Pendant que le débat patauge sur la possibilité de se passer totalement des énergies polluantes, après les catastrophes du golfe du Mexique ou de Fukushima, puis les décisions antinucléaires suisse et allemande, les ENR s’imposent discrètement sur le marché. Ou plutôt les marchés, constitués de 4 grands segments : l’électricité, la chaleur, le marché de gros et celui des utilisateurs. L’hydroélectricité, rentable depuis longtemps dans les exploitations existantes, reste un choix toujours moins cher que les hydrocarbures, dans les pays qui conservent de beaux gisements, rappelle Bernard Chabot de l’association négaWatt.

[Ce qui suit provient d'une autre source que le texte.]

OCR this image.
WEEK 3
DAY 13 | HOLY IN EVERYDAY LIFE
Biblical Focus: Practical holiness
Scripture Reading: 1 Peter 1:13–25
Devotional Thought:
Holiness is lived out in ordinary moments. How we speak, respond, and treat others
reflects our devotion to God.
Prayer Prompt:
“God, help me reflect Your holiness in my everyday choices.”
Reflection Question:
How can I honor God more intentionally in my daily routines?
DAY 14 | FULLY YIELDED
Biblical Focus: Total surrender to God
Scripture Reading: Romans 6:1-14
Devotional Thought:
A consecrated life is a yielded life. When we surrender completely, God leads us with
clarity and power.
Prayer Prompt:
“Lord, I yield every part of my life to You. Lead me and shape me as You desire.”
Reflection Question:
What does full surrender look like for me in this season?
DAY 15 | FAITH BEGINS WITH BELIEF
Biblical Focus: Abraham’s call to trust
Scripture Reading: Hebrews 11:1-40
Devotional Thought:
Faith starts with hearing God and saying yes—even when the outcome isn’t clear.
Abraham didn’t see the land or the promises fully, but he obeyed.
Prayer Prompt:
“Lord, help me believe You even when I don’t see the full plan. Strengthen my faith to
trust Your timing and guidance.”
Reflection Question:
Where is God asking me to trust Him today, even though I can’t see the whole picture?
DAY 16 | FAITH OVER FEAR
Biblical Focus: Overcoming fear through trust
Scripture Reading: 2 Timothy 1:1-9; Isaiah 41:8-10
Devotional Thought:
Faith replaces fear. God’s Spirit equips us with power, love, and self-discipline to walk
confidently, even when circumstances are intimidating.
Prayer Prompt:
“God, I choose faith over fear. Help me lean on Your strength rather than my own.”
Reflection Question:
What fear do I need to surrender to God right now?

Les fermes éoliennes les mieux situées parviennent aussi à chatouiller les concurrents fossiles, notamment sur les marchés spot, sur lesquels les producteurs vendent leur méga wattheure la veille de leur livraison à des courtiers ou des industriels. Plus ponctuellement, l’électricité d’origine géothermique ou la biomasse tirent aussi leur épingle du jeu.

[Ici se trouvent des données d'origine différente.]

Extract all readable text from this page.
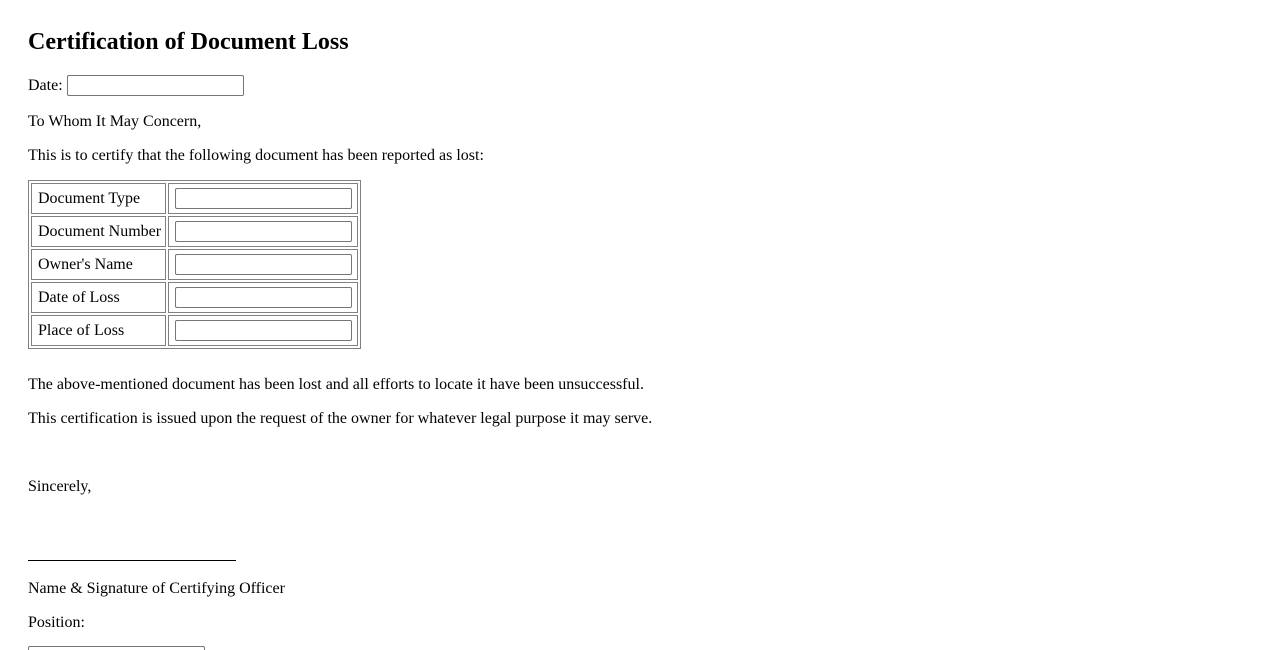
Certification of Document Loss
Date:

To Whom It May Concern,

This is to certify that the following document has been reported as lost:

Document Type	
Document Number	
Owner's Name	
Date of Loss	
Place of Loss	

The above-mentioned document has been lost and all efforts to locate it have been unsuccessful.

This certification is issued upon the request of the owner for whatever legal purpose it may serve.

Sincerely,

Name & Signature of Certifying Officer

Position:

Même la plus onéreuse de ces technologies, le photovoltaïque (PV), devient réaliste sur le marché des particuliers. Economiste de l’énergie chez Greenpeace, Sven Teske a participé au rapport du Giec. Pour lui, les données du rapport qui datent de plus de deux ans sont déjà dépassées : « L’an prochain, le coût du photovoltaïque atteindra les 20 centimes d’euro du kilowattheure en Allemagne. C’est le prix que payent beaucoup de personnes auprès de leur fournisseur. Ils vont bientôt avoir intérêt à produire localement plutôt que de dépendre uniquement du réseau. » Il y a quelques jours, c’est GE qui promettait avec sa technologie un kilowattheure solaire de 10 centimes de dollar d’ici 3 à 5 ans, confirmant que dans certains Etats américains la technologie est déjà crédible. 

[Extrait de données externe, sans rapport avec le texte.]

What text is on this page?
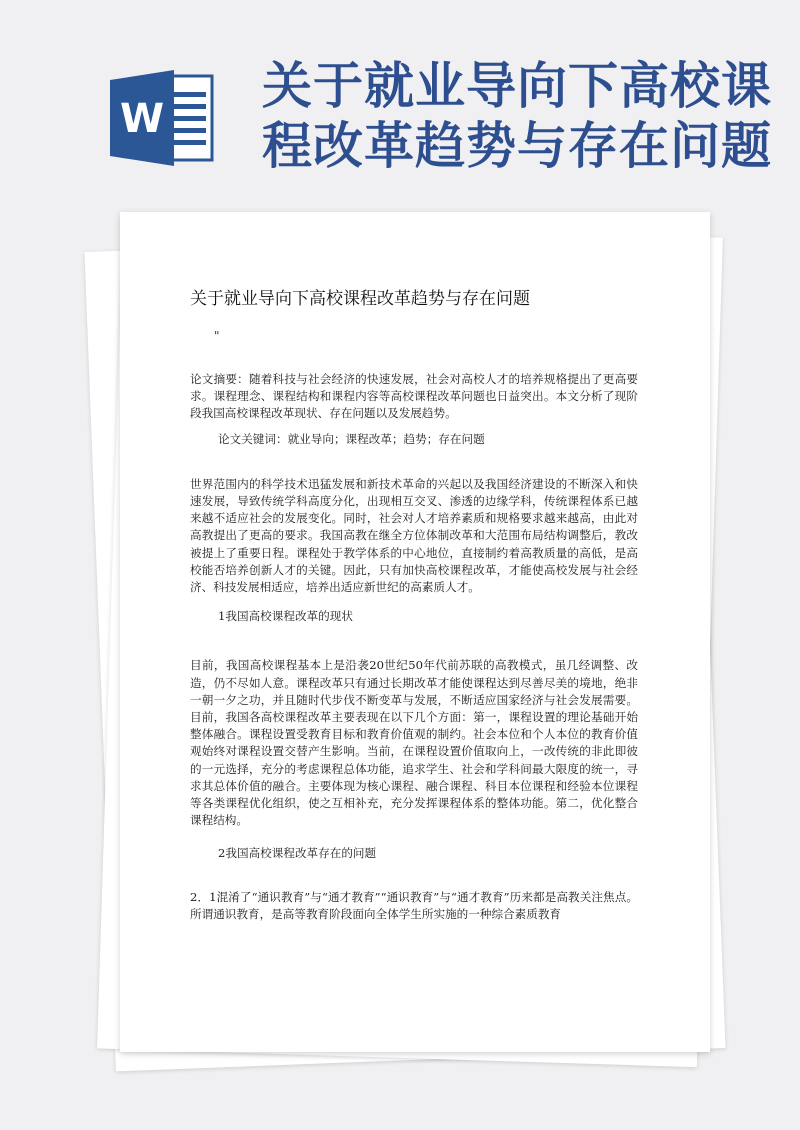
W
关于就业导向下高校课
程改革趋势与存在问题

关于就业导向下高校课程改革趋势与存在问题

"

论文摘要：随着科技与社会经济的快速发展，社会对高校人才的培养规格提出了更高要求。课程理念、课程结构和课程内容等高校课程改革问题也日益突出。本文分析了现阶段我国高校课程改革现状、存在问题以及发展趋势。

论文关键词：就业导向；课程改革；趋势；存在问题

世界范围内的科学技术迅猛发展和新技术革命的兴起以及我国经济建设的不断深入和快速发展，导致传统学科高度分化，出现相互交叉、渗透的边缘学科，传统课程体系已越来越不适应社会的发展变化。同时，社会对人才培养素质和规格要求越来越高，由此对高教提出了更高的要求。我国高教在继全方位体制改革和大范围布局结构调整后，教改被提上了重要日程。课程处于教学体系的中心地位，直接制约着高教质量的高低，是高校能否培养创新人才的关键。因此，只有加快高校课程改革，才能使高校发展与社会经济、科技发展相适应，培养出适应新世纪的高素质人才。

1我国高校课程改革的现状

目前，我国高校课程基本上是沿袭20世纪50年代前苏联的高教模式，虽几经调整、改造，仍不尽如人意。课程改革只有通过长期改革才能使课程达到尽善尽美的境地，绝非一朝一夕之功，并且随时代步伐不断变革与发展，不断适应国家经济与社会发展需要。目前，我国各高校课程改革主要表现在以下几个方面：第一，课程设置的理论基础开始整体融合。课程设置受教育目标和教育价值观的制约。社会本位和个人本位的教育价值观始终对课程设置交替产生影响。当前，在课程设置价值取向上，一改传统的非此即彼的一元选择，充分的考虑课程总体功能，追求学生、社会和学科间最大限度的统一，寻求其总体价值的融合。主要体现为核心课程、融合课程、科目本位课程和经验本位课程等各类课程优化组织，使之互相补充，充分发挥课程体系的整体功能。第二，优化整合课程结构。

2我国高校课程改革存在的问题

2．1混淆了“通识教育”与“通才教育”“通识教育”与“通才教育”历来都是高教关注焦点。所谓通识教育，是高等教育阶段面向全体学生所实施的一种综合素质教育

Dans une publication l’an dernier, l’économiste John O. Blackburn, de la Duke University, allait plus loin encore : pour lui, l’année 2010 a représenté un tournant historique car les coûts de production du solaire et du nucléaire se sont croisés, autour de 0,16 dollar par Kilowatt heure. Mark Cooper, du Vermont Law School’s Institute for Energy and Environment, confirme que le coût des énergies renouvelables ne cesse de baisser tandis que celui du nucléaire est stable, voire en augmentation depuis huit ans. Ces calculs sont contestables, tant le chiffrage du coût global de l’atome reste sujet à débats. Mais ils écornent l’image d’un nucléaire bon marché et d’un solaire hors de portée.

Technologie en progrès

Plusieurs phénomènes expliquent l’accélération des ENR. La technologie ne cesse de progresser plus vite que prévu : rendement des cellules, diamètre des pales d’éolienne, efficacité des échangeurs de chaleur… En parallèle, les prix s’effondrent, explique Arnaud Chaperon, directeur électricité et nouvelles énergies de Total. La concurrence par les fournisseurs asiatiques des spécialistes européens a provoqué une forte augmentation des capacités industrielles. La crise, elle, a fait chuter la demande et le prix des équipements.  « On commence à voir des panneaux solaires à moins d’un euro le watt,  les prix ne remonteront pas », pense Arnaud Chaperon.

Les experts préviennent toutefois que cette baisse du coût global ne suffira pas à bouleverser le marché.  Comme le rappelle Sven Teske, ces sources exigent des investissements de départ plus lourds que ne peuvent pas fournir de nombreux utilisateurs, pour qui il reste plus facile de payer un carburant au jour le jour, même si le coût global est supérieur. « Une centrale thermique à cycle combiné implique d’investir deux fois moins qu’un barrage et jusqu’à trois fois moins qu’en éolien, ou quatre fois moins qu’en PV », insiste Bernard Chabot. Arnaud Chaperon ne se fait pas d’illusions non plus sur les freins qui ne manqueront pas de se lever partout quand les ENR décolleront pour de bon.